Unpaid and voluntary, Magistrates are not beholden to anybody except their employers or themselves to pay their mortgages and/or maintain their standard of living. They are however a very British hybrid: they are generally well versed in their own specialities from taxi driving to taxidermy. The vast majority within a relatively short time have shown their ability in adopting to a distinctly new function well policed by regulators. They are independent people who cannot be disciplined by threats based upon their financial well being. Thus the only disciplinary sanction available to the Office for Judicial Complaints the body through which any discipline would have to be applied would be removal from office.
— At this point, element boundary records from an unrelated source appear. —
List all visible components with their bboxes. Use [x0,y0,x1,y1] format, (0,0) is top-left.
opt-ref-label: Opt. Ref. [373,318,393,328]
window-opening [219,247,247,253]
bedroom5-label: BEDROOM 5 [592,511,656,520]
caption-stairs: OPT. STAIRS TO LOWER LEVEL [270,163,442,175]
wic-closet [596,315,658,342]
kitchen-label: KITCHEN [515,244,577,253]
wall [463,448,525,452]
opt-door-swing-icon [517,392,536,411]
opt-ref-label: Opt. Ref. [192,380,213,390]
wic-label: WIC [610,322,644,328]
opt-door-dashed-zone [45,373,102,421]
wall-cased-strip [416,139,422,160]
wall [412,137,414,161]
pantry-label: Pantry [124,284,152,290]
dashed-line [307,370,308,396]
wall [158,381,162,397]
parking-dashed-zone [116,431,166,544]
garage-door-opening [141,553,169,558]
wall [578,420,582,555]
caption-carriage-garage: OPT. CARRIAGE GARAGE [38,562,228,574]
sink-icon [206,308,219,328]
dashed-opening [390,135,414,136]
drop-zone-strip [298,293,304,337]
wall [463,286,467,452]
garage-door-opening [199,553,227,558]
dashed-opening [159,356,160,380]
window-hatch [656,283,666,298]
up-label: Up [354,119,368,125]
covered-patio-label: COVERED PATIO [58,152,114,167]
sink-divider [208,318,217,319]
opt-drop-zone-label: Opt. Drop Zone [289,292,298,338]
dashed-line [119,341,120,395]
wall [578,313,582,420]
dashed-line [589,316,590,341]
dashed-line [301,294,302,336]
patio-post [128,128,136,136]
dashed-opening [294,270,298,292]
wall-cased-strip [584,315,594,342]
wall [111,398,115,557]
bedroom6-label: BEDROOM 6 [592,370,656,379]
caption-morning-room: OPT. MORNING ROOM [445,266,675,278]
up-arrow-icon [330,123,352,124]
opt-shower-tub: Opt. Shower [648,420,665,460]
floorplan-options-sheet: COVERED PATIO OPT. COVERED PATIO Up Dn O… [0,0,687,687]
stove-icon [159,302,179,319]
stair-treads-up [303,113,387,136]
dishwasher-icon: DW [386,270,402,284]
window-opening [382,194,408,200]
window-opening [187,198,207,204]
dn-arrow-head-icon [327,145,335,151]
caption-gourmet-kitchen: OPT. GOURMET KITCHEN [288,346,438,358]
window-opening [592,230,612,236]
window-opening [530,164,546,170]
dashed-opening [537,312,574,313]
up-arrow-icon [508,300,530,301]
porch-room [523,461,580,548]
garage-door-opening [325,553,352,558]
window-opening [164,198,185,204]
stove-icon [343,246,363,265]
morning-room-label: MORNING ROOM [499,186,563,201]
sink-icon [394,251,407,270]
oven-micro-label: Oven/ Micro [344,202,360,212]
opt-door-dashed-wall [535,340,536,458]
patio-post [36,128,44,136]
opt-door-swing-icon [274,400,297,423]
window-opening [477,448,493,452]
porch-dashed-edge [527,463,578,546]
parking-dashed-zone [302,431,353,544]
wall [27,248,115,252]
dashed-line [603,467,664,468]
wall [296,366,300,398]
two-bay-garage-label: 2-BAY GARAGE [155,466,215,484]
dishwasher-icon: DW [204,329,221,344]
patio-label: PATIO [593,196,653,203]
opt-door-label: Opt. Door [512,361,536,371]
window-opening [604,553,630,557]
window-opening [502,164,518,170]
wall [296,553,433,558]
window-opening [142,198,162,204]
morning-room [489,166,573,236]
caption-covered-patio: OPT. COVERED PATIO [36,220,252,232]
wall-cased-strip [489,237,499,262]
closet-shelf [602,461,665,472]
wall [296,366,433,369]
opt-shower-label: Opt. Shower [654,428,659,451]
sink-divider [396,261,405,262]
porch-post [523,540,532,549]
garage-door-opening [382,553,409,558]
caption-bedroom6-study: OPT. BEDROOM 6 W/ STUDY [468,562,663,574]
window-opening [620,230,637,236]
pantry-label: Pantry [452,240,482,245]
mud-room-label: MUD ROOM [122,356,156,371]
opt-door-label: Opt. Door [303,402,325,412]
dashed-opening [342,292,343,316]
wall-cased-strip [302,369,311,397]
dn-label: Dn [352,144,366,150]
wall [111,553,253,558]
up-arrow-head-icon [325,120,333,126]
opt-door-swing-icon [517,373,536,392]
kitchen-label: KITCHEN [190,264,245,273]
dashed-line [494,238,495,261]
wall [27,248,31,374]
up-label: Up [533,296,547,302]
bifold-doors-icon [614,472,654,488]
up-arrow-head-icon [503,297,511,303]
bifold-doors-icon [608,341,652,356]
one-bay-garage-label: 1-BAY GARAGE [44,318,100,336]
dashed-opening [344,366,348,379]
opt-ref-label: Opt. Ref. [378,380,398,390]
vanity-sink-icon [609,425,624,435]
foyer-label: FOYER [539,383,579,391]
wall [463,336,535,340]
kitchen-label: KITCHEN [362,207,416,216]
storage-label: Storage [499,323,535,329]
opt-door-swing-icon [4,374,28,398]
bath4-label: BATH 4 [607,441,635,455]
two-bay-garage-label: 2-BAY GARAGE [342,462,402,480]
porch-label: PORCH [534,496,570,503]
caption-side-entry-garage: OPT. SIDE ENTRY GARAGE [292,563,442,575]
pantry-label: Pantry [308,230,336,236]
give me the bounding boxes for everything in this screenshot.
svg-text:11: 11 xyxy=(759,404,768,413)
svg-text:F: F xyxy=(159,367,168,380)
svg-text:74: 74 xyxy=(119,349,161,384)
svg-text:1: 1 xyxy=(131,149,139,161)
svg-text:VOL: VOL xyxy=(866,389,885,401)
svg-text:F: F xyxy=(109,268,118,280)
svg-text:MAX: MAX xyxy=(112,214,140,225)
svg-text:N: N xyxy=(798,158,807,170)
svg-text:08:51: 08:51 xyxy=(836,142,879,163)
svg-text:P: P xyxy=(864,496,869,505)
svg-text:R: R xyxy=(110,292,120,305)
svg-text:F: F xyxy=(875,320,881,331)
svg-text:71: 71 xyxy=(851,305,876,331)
It is a moot point for those much more learned than I whether such a course would be lawful based on this guidance. I suppose time will tell.
According to a spokesman for the Judicial Office,
“The guidance was agreed by the Magistrates Liaison Group: chaired by the Deputy Senior Presiding Judge (Lord Justice Gross) and attended by the Chief Magistrate, the Magistrates Association and the National Bench Chairs Forum.”